In the heated debate over Chinese vendors’ participation in the rollout of 5G mobile networks, Europe has so far refrained from a black-and-white stance on the issue. For months, the United States has pressured European allies to exclude Chinese vendors such as Huawei from 5G networks on national security grounds. 

In the end, European Union (EU) member states have been navigating a ‘middle way’ between an outright ban, following countries like the United States or Australia, and a completely vendor-agnostic approach. In October 2019, the EU Network Information Security (NIS) cooperation group (composed of representatives from EU member states, the European Commission and the EU’s cybersecurity agency ENISA) published a joint risk assessment which provides a thorough overview of the technical, but also the non-technical, political challenges related to securing 5G networks. The report emphasizes the need for robust IT security risk management and other technical measures, but also warns member states of deploying equipment from suppliers that are likely to be “subject to interference from a non-EU country” due to respective legislation and a lack of “democratic checks and balances”. It also names “non-EU states or state-backed actors” as a primary threat to 5G network security. The wording’s code for the Chinese tech giant Huawei and China itself is hard to miss. A set of Council Conclusions published in early December 2019 echoed these concerns. On this basis, the EU is poised to publish a ‘toolbox’ of technical, legal, and political risk mitigation measures by 31 December 2019. 

The challenges that the EU faces with 5G go beyond cyber and national security threats. For Europe, the rollout of the 5G infrastructure has become a geopolitical test on several levels. Will Europe be a shaper or taker of 5G technology and the new era of industrialization it promises to propel? How will it be able to control the security and reliability of such key digital infrastructures in the long-term? Eventually, how should EU member states manage their dependencies on foreign technologies and strengthen their “technological sovereignty” – a political priority of the incoming EU Commission led by Ursula von der Leyen? The latter might be the most important strategic issue the EU will need to tackle in the long-term and will be decisive for the Union’s ability to shape its own future in the digital age.

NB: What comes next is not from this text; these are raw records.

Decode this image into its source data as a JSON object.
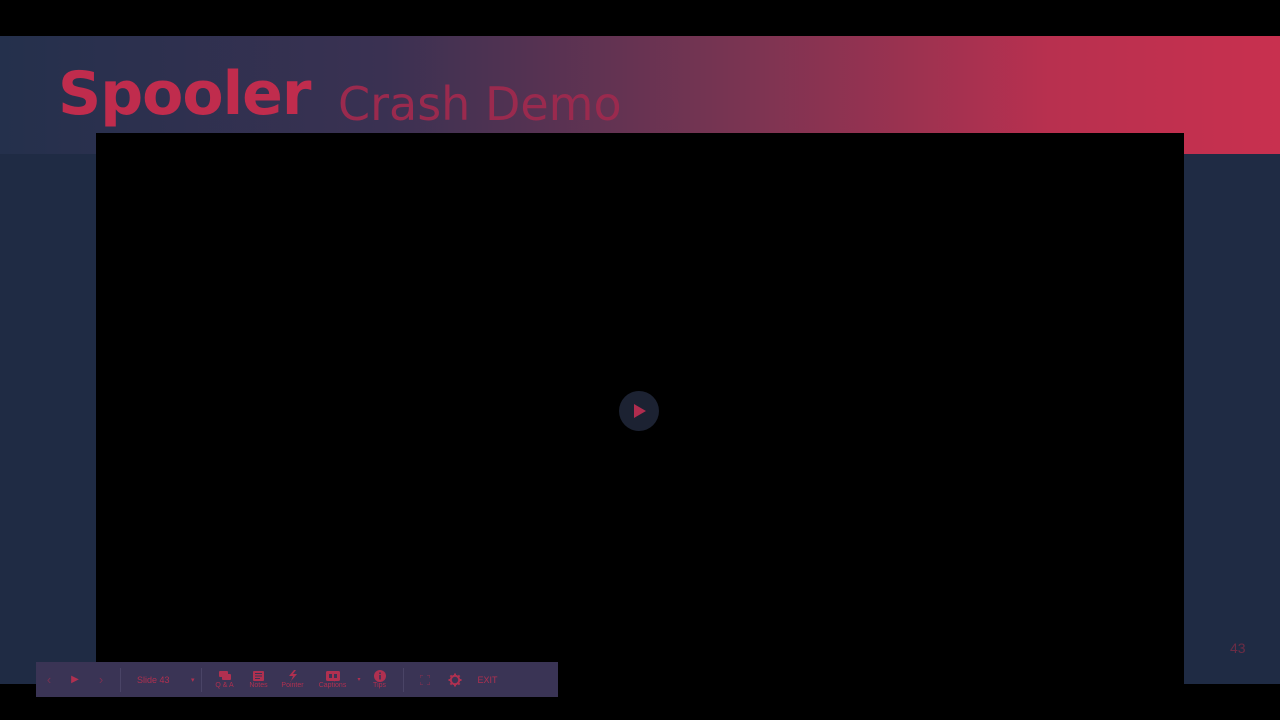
{
  "slide": {
    "title_bold": "Spooler",
    "title_rest": "Crash Demo",
    "page_number": "43"
  },
  "video": {
    "play_icon": "play-icon"
  },
  "toolbar": {
    "prev_icon": "‹",
    "play_icon": "▶",
    "next_icon": "›",
    "slide_select": "Slide 43",
    "slide_caret": "▾",
    "qa_label": "Q & A",
    "notes_label": "Notes",
    "pointer_label": "Pointer",
    "captions_label": "Captions",
    "captions_caret": "▾",
    "tips_label": "Tips",
    "exit_label": "EXIT"
  },
  "colors": {
    "accent": "#c02c4d",
    "slide_bg": "#1f2b44",
    "toolbar_bg": "#3a3455"
  }
}
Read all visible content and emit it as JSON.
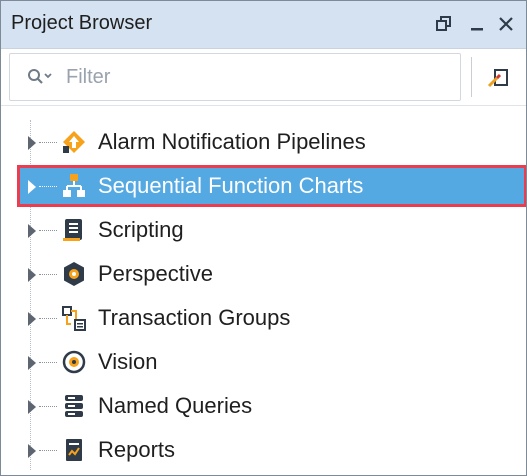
{
  "window": {
    "title": "Project Browser",
    "controls": [
      "restore-icon",
      "minimize-icon",
      "close-icon"
    ]
  },
  "search": {
    "placeholder": "Filter",
    "value": ""
  },
  "toolbar": {
    "edit_icon": "edit-icon"
  },
  "tree": {
    "items": [
      {
        "label": "Alarm Notification Pipelines",
        "icon": "alarm-pipeline-icon",
        "selected": false
      },
      {
        "label": "Sequential Function Charts",
        "icon": "sfc-icon",
        "selected": true
      },
      {
        "label": "Scripting",
        "icon": "scripting-icon",
        "selected": false
      },
      {
        "label": "Perspective",
        "icon": "perspective-icon",
        "selected": false
      },
      {
        "label": "Transaction Groups",
        "icon": "transaction-groups-icon",
        "selected": false
      },
      {
        "label": "Vision",
        "icon": "vision-icon",
        "selected": false
      },
      {
        "label": "Named Queries",
        "icon": "named-queries-icon",
        "selected": false
      },
      {
        "label": "Reports",
        "icon": "reports-icon",
        "selected": false
      }
    ]
  },
  "colors": {
    "selection": "#55a9e3",
    "selection_border": "#ea3d4f",
    "titlebar": "#d5e2f1"
  }
}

It is against this wider geopolitical backdrop that EU member states will need to decide the handling of 5G security risks and potential dependencies on Chinese suppliers, like Huawei, in their telecommunications networks. The precondition for a unified approach is unity among EU member states. 

The German debate – a precedent for Europe?

In Germany, the question of Huawei’s involvement in the rollout of 5G networks has perhaps triggered the most intense public debate of all countries in Europe. The country’s decision about 5G security will send an important signal to other EU members – Germany has the largest national economy and largest telecommunications market in Europe. While the inclusion of Huawei in the rollout of 5G networks carries significant political and economic risks, German industry also has a lot to lose. Excluding Huawei from the network would likely result in some form of retaliatory action from Beijing that could harm the German economy and specific industries, such as the car industry. Chinese officials and more recently, the Chinese ambassador to Germany, have already hinted at this possibility.

In this context, the German government had originally planned to adopt a purely technical approach to 5G security. Days after the EU’s join risk assessment’s publication on 9 October 2019, the German government released a catalog of draft telecommunications security requirements. Drafted by two lower level government agencies – the Federal Network Agency (BNetzA) and the Federal Office for Information Security (BSI) – the catalog argued that security would be guaranteed above all by the technical certification of software and hardware from 5G technology providers and inspection of the source code. In addition, operators of public telecommunications networks would have to request a “declaration of trustworthiness” from the equipment vendor. The equipment vendors’ corporate structure and the context of the legal and political environment in which it operates – key aspects raised in the EU joint risk assessment – would not have to be evaluated. Under these conditions, network operators would have been able to source the majority of 5G network components from Chinese equipment manufacturers such as Huawei and ZTE. 

However, the German government’s approach did not consider the non-technical political and economic risks of a long-term dependency on Chinese suppliers. Local intelligence legislation allows the Chinese government to coerce companies like Huawei or ZTE into cooperating with national intelligence agencies and potentially facilitate espionage or sabotage of 5G infrastructures abroad. Apart from the frequently emphasized risks for national security, relying on a foreign tech giant entails considerable economic and industrial disadvantages. European competitors like Nokia and Ericsson will have difficulties surviving in the face of an increasingly powerful Chinese tech giant that is likely subsidized by its national government. The absence of any strategy for 5G security and industrial policy from the German government’s approach from fall 2019 was striking. By delegating the decision on 5G security to the technocratic level, the German government evaded political responsibility for an issue of high geopolitical significance.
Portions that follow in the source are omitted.